Hence, analytics vendors like Microsoft partner Webtrends are stressing the need in recent product releases for “achieving data accuracy at scale.” The company touts its new big data platform called “Infinity” as ready to tackle the IoT data overload via an “object-centric big data store.” That approach, Webtrends data scientist Ethan Dereszynski argues in a blog post, extends “beyond web analytics and visitor behaviors to collecting and understanding interactions from devices, sensors and any other networked object.”

Added Dereszynski: “With these high volumes of very granular data, one of the challenges… is how to interrogate such large datasets and produce results that are trustworthy, at scale, with high performance and flexibility.”

Leveraging Apache Spark and other open source tools, Webtrends said it has been ingesting client data into its big data platform since 2014. The company claims its can make data available to clients for analysis as soon as it is collected. “The next step here is to make this data available in real-time for analysis and reporting,” noted Peter Crossley, Webtrend’s director of product architecture and technology, in a separate blog post.

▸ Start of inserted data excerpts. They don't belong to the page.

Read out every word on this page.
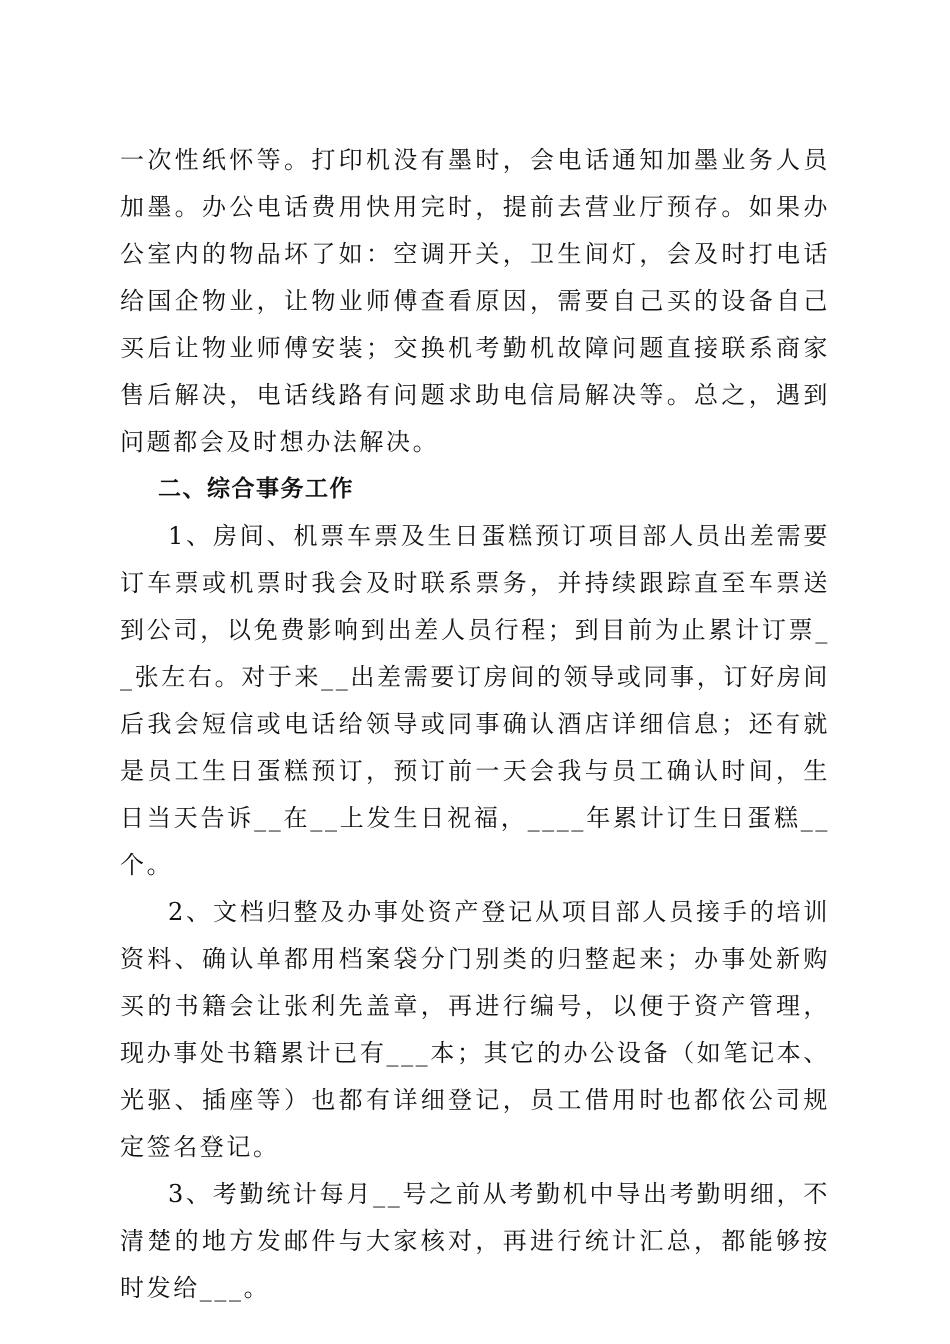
一次性纸怀等。打印机没有墨时，会电话通知加墨业务人员加墨。办公电话费用快用完时，提前去营业厅预存。如果办公室内的物品坏了如：空调开关，卫生间灯，会及时打电话给国企物业，让物业师傅查看原因，需要自己买的设备自己买后让物业师傅安装；交换机考勤机故障问题直接联系商家售后解决，电话线路有问题求助电信局解决等。总之，遇到问题都会及时想办法解决。

二、综合事务工作

1、房间、机票车票及生日蛋糕预订项目部人员出差需要订车票或机票时我会及时联系票务，并持续跟踪直至车票送到公司，以免费影响到出差人员行程；到目前为止累计订票__张左右。对于来__出差需要订房间的领导或同事，订好房间后我会短信或电话给领导或同事确认酒店详细信息；还有就是员工生日蛋糕预订，预订前一天会我与员工确认时间，生日当天告诉__在__上发生日祝福，____年累计订生日蛋糕__个。

2、文档归整及办事处资产登记从项目部人员接手的培训资料、确认单都用档案袋分门别类的归整起来；办事处新购买的书籍会让张利先盖章，再进行编号，以便于资产管理，现办事处书籍累计已有___本；其它的办公设备（如笔记本、光驱、插座等）也都有详细登记，员工借用时也都依公司规定签名登记。

3、考勤统计每月__号之前从考勤机中导出考勤明细，不清楚的地方发邮件与大家核对，再进行统计汇总，都能够按时发给___。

“This is not limited to just certain data or key metrics, but all collected data available for exploration in real-time, which is not that far away,” Crossley predicted.

Along with Apache Spark, the company also is leveraging Hadoop, HDFS and Apache Samza, the distributed stream-processing framework.

Crossley said Webtrends provides customers with data extracts, “but the latency between data collection and data availability is now too long.” The company’s goal has been help customers “shorten the window between the time a visitor buys a product on the website to the time when that visitor level record is available for consuming into a client’s customer intelligence system.”

It is also adding new applications and encrypted data connectors designed to deliver real-time insights to clients about customer purchases.

Meanwhile, Dereszynski stressed that the Infinity platform’s query engine uses an algorithm variant to boost the accuracy of data at scale. Specifically, it addresses limitations in individual processors only able to determine values that are “distinct” among their own partitions of data. Pushing all data onto a single machine is a non-starter since it would quickly overwhelm memory.

Webtrends claims the algorithm variant in its query engine yields “an approximation to the true count of distinct values derived by inspecting all of the data in the desired time range,” Dereszynski explained (emphasis in original).

Webtrends, Portland, Ore., announced earlier this month that London Gatwick Airport would use its analytics platform based on Microsoft’s Sharepoint collaboration and document management platform to measure how airport employees use intranet.

Along with Microsoft (NASDAQ: MSFT) and airlines, the company also counts Toyota (NYSE: TM) and Merck (NYSE: MRK) among its customers.